La saga entourant Ron Maclean, le présentateur de la soirée du hockey de la CBC, Hockey Night In Canada, a occupé une bonne partie des manchettes, cette semaine dans le ROC. Jeudi, Michael Coren, dans le Toronto Sun, a intitulé son texte sur cette histoire: «Surpayé, surgonflé, surpublicisé». Maclean exigeait un salaire beaucoup plus élevé que celui qu'on lui offrait (600 000 $, alors que la société d'État ne proposait que 400 000 modestes dollars).

Selon Coren, cette exigence est scandaleuse de la part d'un employé d'une société d'État. «Si vous voulez des salaires énormes, allez dans les boîtes privées.» De plus, l'augmentation exigée était sans commune mesure avec celles que les salariés normaux peuvent escompter. Certes, c'est une des seules émissions qui rapporte à Radio-Canada; cependant, note Coren, «elle rapporterait même sans Maclean», et il n'est même pas certain qu'elle ait sa place à l'antenne de la société d'État.

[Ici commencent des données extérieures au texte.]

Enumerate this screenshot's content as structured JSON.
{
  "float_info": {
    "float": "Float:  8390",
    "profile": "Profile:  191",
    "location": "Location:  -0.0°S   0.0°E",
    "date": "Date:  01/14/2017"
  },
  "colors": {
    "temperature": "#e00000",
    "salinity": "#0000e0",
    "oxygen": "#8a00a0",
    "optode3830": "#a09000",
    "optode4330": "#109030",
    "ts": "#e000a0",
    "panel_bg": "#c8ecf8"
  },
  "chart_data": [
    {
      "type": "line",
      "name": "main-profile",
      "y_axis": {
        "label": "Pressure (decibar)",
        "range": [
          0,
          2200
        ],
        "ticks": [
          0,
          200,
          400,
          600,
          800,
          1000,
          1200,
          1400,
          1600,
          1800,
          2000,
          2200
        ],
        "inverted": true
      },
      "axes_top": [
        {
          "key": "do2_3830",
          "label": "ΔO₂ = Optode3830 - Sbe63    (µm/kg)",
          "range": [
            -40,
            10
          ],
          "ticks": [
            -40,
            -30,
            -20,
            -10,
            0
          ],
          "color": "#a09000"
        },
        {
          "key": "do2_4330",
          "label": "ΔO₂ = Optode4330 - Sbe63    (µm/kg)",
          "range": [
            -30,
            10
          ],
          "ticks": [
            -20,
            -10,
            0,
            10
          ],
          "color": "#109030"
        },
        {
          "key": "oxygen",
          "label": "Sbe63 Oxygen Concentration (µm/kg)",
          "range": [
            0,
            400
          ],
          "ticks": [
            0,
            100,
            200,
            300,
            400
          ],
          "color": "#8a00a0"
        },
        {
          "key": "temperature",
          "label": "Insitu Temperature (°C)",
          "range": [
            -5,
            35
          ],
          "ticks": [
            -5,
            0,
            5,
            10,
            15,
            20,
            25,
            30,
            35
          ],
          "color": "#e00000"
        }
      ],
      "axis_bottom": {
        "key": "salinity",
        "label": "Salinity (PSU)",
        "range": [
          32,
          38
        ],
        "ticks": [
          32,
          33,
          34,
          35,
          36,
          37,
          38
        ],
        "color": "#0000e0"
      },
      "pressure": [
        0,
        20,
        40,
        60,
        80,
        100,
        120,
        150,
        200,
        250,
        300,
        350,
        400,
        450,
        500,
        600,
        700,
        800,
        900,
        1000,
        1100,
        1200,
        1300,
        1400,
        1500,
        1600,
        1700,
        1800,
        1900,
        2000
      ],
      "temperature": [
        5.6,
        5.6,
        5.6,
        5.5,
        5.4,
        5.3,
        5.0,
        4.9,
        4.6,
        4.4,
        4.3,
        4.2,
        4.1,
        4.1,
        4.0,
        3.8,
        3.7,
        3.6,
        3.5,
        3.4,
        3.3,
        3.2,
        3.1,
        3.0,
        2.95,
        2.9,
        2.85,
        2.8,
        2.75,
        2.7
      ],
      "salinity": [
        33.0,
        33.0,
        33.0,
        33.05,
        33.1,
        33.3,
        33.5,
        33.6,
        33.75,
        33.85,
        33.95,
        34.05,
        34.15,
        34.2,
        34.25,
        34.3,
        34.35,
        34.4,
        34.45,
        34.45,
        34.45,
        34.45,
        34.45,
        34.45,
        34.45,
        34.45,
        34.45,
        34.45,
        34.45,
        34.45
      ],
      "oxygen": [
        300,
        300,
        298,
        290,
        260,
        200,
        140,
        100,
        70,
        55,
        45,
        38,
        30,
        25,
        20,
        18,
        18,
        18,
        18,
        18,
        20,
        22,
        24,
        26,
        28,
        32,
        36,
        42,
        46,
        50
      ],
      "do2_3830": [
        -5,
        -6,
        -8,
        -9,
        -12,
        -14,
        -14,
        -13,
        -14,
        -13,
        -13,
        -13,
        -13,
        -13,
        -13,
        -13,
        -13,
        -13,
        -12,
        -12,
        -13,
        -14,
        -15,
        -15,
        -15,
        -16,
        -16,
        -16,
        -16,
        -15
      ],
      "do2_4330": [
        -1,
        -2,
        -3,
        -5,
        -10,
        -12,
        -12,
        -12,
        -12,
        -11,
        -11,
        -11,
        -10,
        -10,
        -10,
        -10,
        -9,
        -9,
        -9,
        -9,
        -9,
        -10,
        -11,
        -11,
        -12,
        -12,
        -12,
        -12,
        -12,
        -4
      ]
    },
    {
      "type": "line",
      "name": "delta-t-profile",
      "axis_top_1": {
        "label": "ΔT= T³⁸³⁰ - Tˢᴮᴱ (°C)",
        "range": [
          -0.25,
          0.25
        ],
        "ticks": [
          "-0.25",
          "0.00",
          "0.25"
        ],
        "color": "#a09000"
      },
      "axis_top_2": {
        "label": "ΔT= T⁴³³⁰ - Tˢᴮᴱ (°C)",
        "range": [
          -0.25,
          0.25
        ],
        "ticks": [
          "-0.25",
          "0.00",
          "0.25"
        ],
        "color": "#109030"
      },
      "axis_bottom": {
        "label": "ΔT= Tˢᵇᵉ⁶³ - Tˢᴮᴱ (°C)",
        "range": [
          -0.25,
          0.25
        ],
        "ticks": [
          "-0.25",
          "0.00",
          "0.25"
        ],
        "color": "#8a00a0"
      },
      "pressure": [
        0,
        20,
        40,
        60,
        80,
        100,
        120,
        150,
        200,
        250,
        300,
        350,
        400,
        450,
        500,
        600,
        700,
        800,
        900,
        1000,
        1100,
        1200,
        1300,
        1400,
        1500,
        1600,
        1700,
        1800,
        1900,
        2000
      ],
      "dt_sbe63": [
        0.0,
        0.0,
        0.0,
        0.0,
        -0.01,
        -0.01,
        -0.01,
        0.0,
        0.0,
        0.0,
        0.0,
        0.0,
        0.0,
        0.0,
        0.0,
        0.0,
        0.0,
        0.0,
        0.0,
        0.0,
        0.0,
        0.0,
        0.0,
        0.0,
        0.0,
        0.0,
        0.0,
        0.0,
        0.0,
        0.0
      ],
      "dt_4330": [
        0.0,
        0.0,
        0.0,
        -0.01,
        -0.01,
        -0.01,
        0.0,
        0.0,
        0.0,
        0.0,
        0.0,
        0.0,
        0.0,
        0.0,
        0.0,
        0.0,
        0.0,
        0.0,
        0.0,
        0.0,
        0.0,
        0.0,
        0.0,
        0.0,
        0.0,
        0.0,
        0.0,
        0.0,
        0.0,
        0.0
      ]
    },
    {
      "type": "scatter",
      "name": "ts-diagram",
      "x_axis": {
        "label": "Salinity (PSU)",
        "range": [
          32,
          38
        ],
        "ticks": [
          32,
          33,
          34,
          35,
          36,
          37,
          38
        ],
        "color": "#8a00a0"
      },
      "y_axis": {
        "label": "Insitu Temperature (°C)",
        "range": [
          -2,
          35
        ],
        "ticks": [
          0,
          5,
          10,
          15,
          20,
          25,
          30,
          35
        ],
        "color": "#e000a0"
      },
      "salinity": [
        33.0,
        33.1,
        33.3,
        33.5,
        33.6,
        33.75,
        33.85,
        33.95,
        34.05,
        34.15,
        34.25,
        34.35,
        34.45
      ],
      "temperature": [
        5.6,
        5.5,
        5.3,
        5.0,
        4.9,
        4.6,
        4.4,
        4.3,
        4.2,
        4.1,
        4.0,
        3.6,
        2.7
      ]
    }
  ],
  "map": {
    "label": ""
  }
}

Coren déplore que plusieurs autres animateurs télé aient appuyé la tête d'affiche de Radio-Canada, des gens qui «hurlent régulièrement contre les sommes versées aux assistés sociaux et aux immigrants et qui célèbrent toutes les baisses de taxes». Mais certains disent que Maclean est exceptionnel, qu'il représente l'excellence canadienne en matière de couverture sportive, excellence inégalée de par le monde (la plus meilleure couverture de sport, donc!). «Et épargnez-moi ce baratin», dit Coren, allez voir ailleurs: «Regardez la couverture indienne ou anglaise du cricket, la couverture italienne du football, la couverture australienne du rugby, vous m'en donnerez des nouvelles!»

***

«Si Kyoto est ratifié, le gouvernement fédéral pourrait avoir un autre mouvement séparatiste sur les bras.» Pour avoir dit ces propos en réaction au discours du Trône, Ralph Klein, le premier ministre de l'Alberta, a dû s'excuser cette semaine. Dans son éditorial de mardi, le Lethbridge Herald faisait remarquer que Klein, une fois de plus, a fait des déclarations irréfléchies. Les Albertains ont le droit d'être en colère contre le fédéral au sujet du protocole de Kyoto sur les émissions atmosphériques, comme «ils l'ont été à l'époque à propos de la Politique nationale d'énergie» du gouvernement Trudeau. Mais de là à menacer le reste du pays de «séparatisme à la québécoise», «c'est drôlement exagéré. Et c'est pourquoi Klein doit des excuses à tous les Albertains».